Iceland Airwaves: Years Ahead of the Festival Line-Up Pledge for Equality
“When 45 music festivals pledged to have a 50/50 gender split across their line ups by 2022, many were sceptical, many were excited, many were confused as to how it would work. Enter Iceland Airwaves who, four years ahead of schedule, have already done it. “
When my band, Gaffa Tape Sandy, were asked to play Iceland Airwaves back in January we were ecstatic. Iceland had been on my bucket list for years, and the festival itself is known for having a huge eclectic mix of new music. When the full line-up was announced and it became clear that the festival were easily achieving the 50/50 split, it felt amazing to be a part of it.
Whilst it shouldn't even be an achievement, with such dire festival line ups still being announced, any improvement is worth commenting on.
We've all seen the edited line ups with the women removed and read the articles about gender equality at festivals, so instead I wanted to share my experience on what a totally equal festival actually feels like.

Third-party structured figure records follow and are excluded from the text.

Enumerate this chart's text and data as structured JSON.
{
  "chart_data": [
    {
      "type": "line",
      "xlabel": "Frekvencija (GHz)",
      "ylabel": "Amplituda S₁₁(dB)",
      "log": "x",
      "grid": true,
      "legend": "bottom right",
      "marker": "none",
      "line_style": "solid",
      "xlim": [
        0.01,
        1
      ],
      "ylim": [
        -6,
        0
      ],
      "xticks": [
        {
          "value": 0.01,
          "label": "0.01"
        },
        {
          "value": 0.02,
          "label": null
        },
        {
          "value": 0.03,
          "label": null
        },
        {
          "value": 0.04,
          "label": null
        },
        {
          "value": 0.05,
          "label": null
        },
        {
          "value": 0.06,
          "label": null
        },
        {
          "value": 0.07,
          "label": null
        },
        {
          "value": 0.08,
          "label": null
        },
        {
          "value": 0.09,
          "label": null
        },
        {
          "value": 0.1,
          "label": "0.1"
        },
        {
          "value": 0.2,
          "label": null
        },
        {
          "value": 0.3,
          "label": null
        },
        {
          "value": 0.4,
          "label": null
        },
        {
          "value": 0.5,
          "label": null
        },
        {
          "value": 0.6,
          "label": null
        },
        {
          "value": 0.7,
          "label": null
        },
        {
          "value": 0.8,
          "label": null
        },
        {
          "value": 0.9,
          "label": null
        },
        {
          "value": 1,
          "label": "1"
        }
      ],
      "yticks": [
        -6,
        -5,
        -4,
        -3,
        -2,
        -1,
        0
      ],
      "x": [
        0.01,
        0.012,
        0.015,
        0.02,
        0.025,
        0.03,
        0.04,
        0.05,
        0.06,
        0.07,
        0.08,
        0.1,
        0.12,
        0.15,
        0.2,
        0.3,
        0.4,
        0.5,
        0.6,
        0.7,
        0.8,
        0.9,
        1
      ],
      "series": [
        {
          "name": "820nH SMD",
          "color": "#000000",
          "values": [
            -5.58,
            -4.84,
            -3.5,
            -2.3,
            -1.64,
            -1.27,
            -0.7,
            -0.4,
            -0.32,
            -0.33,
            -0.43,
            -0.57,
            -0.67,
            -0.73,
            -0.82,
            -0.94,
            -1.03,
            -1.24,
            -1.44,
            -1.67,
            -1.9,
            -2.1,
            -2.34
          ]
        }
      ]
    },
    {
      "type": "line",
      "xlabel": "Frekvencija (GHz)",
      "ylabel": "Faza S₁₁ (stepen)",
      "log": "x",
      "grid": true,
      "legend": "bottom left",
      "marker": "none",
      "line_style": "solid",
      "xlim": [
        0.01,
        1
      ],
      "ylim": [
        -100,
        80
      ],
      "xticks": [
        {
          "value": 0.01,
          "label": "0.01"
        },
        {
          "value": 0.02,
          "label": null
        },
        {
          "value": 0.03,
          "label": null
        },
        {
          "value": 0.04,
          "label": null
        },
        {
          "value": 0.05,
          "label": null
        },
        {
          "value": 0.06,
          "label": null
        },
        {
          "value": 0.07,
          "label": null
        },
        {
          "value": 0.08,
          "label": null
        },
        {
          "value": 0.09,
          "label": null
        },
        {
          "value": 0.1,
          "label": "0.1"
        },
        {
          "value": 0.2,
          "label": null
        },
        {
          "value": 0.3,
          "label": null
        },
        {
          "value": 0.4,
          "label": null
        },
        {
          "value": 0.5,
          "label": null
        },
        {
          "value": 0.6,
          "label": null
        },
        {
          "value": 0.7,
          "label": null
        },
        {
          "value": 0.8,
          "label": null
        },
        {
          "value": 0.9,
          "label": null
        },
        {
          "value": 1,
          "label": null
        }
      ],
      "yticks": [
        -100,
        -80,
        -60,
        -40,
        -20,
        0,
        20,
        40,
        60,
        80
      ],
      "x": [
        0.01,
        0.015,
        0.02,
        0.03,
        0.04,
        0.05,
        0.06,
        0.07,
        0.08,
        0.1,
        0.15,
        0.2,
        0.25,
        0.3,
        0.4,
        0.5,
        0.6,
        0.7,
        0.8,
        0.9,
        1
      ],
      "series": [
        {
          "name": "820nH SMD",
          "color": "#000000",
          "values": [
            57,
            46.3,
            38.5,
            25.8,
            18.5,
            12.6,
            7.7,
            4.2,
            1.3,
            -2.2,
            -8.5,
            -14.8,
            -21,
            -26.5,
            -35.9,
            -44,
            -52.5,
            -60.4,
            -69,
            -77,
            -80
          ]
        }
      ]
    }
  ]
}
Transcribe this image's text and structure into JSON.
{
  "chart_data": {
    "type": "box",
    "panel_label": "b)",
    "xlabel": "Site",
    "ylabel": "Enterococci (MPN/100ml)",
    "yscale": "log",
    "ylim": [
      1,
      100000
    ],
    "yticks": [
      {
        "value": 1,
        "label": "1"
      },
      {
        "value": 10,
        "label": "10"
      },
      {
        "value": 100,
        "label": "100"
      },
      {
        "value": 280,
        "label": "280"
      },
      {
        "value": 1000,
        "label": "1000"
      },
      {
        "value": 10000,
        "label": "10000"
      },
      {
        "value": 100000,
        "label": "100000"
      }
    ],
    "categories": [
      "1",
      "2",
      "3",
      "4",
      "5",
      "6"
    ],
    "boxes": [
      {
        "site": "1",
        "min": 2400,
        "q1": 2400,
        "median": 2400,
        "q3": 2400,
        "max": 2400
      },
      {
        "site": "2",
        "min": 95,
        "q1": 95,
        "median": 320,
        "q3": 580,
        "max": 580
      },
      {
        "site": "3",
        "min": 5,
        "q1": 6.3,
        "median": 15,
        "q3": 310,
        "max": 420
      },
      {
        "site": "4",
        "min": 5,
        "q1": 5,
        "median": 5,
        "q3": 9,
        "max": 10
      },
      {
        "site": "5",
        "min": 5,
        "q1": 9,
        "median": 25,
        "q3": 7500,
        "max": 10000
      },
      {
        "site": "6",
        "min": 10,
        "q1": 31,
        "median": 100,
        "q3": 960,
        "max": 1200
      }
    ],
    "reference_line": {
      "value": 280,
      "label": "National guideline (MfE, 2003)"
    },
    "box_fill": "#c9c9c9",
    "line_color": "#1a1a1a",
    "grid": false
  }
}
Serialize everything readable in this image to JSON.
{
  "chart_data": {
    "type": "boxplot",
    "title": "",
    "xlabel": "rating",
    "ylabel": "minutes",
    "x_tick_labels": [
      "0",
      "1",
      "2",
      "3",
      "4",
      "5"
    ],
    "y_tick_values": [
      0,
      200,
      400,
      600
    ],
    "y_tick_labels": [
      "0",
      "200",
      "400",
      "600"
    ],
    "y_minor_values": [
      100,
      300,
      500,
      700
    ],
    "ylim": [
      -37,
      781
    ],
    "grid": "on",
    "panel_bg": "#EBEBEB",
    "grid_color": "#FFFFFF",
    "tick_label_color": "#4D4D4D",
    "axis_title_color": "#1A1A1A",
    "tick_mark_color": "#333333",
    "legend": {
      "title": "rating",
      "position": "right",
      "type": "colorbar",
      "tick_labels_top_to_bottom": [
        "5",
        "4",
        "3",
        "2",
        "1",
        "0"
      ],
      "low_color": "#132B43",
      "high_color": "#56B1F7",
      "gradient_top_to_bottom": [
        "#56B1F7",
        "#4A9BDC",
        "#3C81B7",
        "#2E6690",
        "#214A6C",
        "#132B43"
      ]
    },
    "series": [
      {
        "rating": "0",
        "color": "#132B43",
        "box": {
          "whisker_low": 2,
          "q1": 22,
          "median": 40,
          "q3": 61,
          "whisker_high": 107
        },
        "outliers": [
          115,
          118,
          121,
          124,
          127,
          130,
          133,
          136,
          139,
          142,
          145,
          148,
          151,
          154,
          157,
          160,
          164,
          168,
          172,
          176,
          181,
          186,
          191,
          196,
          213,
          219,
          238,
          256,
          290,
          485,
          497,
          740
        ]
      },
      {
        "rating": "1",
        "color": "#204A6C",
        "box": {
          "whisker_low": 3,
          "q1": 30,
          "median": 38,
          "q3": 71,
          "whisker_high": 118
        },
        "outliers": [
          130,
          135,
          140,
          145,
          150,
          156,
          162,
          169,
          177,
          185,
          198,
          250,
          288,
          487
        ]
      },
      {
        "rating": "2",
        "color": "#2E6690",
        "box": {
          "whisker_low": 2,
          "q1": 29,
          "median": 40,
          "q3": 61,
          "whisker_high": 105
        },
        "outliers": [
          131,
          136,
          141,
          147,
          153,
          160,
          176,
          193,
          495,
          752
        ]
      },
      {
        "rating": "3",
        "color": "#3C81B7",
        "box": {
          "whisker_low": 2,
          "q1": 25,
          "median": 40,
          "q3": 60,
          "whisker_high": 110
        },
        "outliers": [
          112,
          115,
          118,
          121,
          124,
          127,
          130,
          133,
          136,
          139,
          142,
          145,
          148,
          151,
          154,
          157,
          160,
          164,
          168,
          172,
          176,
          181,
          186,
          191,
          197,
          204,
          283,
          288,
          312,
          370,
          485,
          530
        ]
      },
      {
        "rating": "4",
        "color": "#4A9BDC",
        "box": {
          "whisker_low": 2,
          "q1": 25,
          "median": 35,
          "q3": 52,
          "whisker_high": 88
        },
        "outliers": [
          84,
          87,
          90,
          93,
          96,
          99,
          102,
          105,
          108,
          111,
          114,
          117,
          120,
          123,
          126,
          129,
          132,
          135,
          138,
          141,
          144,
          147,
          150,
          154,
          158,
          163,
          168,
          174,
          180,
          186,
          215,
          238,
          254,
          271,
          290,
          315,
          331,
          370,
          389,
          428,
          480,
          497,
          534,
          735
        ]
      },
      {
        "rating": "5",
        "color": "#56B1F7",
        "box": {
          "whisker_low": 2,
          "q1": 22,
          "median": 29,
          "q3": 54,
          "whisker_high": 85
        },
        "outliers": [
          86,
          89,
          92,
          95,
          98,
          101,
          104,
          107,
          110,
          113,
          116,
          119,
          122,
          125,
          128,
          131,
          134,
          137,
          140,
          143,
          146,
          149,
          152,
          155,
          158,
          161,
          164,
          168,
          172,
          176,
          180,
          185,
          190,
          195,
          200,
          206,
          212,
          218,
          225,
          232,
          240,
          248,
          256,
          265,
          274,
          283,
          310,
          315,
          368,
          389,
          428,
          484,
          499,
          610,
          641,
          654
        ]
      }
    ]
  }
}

Despite having been attending festivals for over 5 years, Iceland Airwaves was the first totally 50/50 festival I've been to.
“We spent a majority of our time at the venue we performed at, called the Gaukurrin. Described as the “queen of Reykjavik's grungy bar scene” that “operates a proactive safe space policy for LGBTQ+ gig goers”, I was relieved to find that it lived up to its reputation. With gender neutral toilets for all to use, and signs all around emphasising how you should be free to party without being spiked, the venue had such a safe atmosphere, without lacking personality. “
I was lucky enough to meet the venue owner, who drunkenly told me the story of his vision for the venue. He told me he had wanted to create a space where everyone was welcome. Whether you'd fucked up before or not, “We don't expect you to come in squeaky clean, but if you are going to be nice to everyone today, then you're welcome in my venue”. You could sense the genuine appreciation everyone in the venue had for live music, whether they were working or in the audience.
I didn't feel the need to try and actively make it clear that I wasn't just a band member's girlfriend and that I was in the band. I was able to tell the guys that if I wanted to go home earlier than them, I would feel comfortable walking the streets of Reykjavik by myself because I felt safe. And I wasn't on constant alert of who was standing behind me, and where their hands were.
It was weird but wonderful to feel so comfortable so far from home. Reykjavik and it's spaces for musicians seems to have gotten it right, and hopefully others start to follow suit. With 2022 just around the corner, hopefully we'll start to feel the changes very, very soon.